Visit this URL and you’ll find a perfectly-formatted CSV file containing information about recent earthquakes. A nice feature of R is the ability to slurp such a URL straight into a data frame:

quakes <- read.csv("http://neic.usgs.gov/neis/gis/qed.asc", header = T)
colnames(quakes)
# [1] "Date"      "TimeUTC"   "Latitude"  "Longitude" "Magnitude" "Depth"
# number of recent quakes
nrow(quakes)
# [1] 3135
# biggest recent quake
subset(quakes, quakes$Magnitude == max(quakes$Magnitude, na.rm = T))
#            Date    TimeUTC Latitude Longitude Magnitude Depth
# 2060 2010/02/27 06:34:14.0  -35.993   -72.828       8.8    35

I hear a lot about the “web of data” and the “linked data web” but honestly, I’ll be happy the day people start posting data as delimited, plain text instead of HTML and PDF files.

PhosphoGRID

I no longer work on protein kinases but when I did, PhosphoGRID is the kind of database that I would have wanted to see.

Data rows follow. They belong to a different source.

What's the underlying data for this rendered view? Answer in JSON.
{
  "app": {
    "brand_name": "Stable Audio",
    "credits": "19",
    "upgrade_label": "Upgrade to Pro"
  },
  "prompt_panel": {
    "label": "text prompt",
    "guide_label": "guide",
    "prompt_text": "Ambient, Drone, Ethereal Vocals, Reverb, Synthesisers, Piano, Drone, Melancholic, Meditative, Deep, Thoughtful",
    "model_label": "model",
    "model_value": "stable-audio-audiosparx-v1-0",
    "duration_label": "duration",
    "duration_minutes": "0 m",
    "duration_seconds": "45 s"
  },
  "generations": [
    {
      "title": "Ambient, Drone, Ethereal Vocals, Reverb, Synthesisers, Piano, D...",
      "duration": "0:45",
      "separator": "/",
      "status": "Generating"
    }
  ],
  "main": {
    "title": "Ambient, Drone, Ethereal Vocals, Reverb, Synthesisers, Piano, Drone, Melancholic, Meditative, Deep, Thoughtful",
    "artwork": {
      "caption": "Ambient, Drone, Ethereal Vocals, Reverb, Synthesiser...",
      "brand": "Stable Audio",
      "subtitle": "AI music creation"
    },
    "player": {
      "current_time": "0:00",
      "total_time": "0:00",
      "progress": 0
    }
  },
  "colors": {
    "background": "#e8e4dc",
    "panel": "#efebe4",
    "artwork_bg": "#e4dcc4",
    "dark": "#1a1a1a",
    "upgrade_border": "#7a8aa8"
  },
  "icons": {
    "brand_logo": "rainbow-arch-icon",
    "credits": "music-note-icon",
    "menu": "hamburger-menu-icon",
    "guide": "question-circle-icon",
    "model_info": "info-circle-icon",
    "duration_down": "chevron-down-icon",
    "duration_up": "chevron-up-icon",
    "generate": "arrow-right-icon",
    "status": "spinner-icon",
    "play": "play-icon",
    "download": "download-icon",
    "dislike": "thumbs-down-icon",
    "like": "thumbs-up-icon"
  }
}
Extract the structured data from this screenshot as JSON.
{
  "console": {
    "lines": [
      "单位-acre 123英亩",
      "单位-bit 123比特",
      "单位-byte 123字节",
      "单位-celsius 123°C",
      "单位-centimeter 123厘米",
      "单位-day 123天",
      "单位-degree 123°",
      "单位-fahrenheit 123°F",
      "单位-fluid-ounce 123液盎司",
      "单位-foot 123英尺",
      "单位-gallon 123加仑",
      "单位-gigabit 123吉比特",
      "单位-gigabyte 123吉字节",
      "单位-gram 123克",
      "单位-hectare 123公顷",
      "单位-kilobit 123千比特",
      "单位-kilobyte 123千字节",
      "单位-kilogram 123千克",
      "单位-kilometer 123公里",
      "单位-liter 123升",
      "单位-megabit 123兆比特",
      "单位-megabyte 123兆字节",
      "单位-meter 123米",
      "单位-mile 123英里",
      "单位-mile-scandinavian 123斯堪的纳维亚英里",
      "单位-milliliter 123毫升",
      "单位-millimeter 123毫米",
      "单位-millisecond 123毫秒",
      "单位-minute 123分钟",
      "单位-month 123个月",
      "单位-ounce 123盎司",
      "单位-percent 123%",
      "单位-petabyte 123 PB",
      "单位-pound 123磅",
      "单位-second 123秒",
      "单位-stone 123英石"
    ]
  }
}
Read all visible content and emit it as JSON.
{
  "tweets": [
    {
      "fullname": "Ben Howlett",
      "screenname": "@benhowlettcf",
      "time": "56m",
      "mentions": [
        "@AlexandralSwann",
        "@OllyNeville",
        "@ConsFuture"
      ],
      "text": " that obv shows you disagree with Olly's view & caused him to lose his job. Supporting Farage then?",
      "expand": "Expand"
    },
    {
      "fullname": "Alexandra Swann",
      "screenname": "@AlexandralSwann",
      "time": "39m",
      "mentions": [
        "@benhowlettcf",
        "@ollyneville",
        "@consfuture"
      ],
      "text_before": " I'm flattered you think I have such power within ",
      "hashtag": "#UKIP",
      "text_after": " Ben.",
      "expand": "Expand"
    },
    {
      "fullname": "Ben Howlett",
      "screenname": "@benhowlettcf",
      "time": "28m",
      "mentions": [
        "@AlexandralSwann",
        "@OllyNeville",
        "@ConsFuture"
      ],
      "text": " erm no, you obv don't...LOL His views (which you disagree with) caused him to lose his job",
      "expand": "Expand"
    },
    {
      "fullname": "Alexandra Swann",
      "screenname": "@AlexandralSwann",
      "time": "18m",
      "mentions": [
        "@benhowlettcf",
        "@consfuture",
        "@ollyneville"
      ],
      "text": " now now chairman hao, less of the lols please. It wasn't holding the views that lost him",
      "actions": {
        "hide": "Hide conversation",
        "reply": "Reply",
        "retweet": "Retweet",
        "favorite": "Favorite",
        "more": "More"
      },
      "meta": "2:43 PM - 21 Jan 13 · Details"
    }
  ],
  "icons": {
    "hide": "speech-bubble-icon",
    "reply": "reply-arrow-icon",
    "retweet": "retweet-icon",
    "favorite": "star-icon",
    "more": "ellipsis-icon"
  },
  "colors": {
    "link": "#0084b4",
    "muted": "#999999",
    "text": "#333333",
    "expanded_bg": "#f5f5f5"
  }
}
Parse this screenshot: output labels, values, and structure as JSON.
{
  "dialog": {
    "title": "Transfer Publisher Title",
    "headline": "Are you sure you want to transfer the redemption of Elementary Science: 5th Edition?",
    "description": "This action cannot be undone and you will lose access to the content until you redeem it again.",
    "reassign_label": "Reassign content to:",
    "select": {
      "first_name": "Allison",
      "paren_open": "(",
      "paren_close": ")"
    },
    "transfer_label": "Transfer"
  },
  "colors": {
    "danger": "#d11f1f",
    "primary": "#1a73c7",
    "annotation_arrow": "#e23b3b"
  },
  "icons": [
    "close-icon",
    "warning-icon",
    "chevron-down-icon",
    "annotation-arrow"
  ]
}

It features:

  • A nice clean interface, with good use of Javascript
  • Useful information returned from a simple search form
  • Data for download in plain text format with no restrictions or requirements for registration

All it lacks is a RESTful API, but nothing is perfect :-)

Published in the little-known but often-useful journal Database:

PhosphoGRID: a database of experimentally verified in vivo protein phosphorylation sites from the budding yeast Saccharomyces cerevisiae.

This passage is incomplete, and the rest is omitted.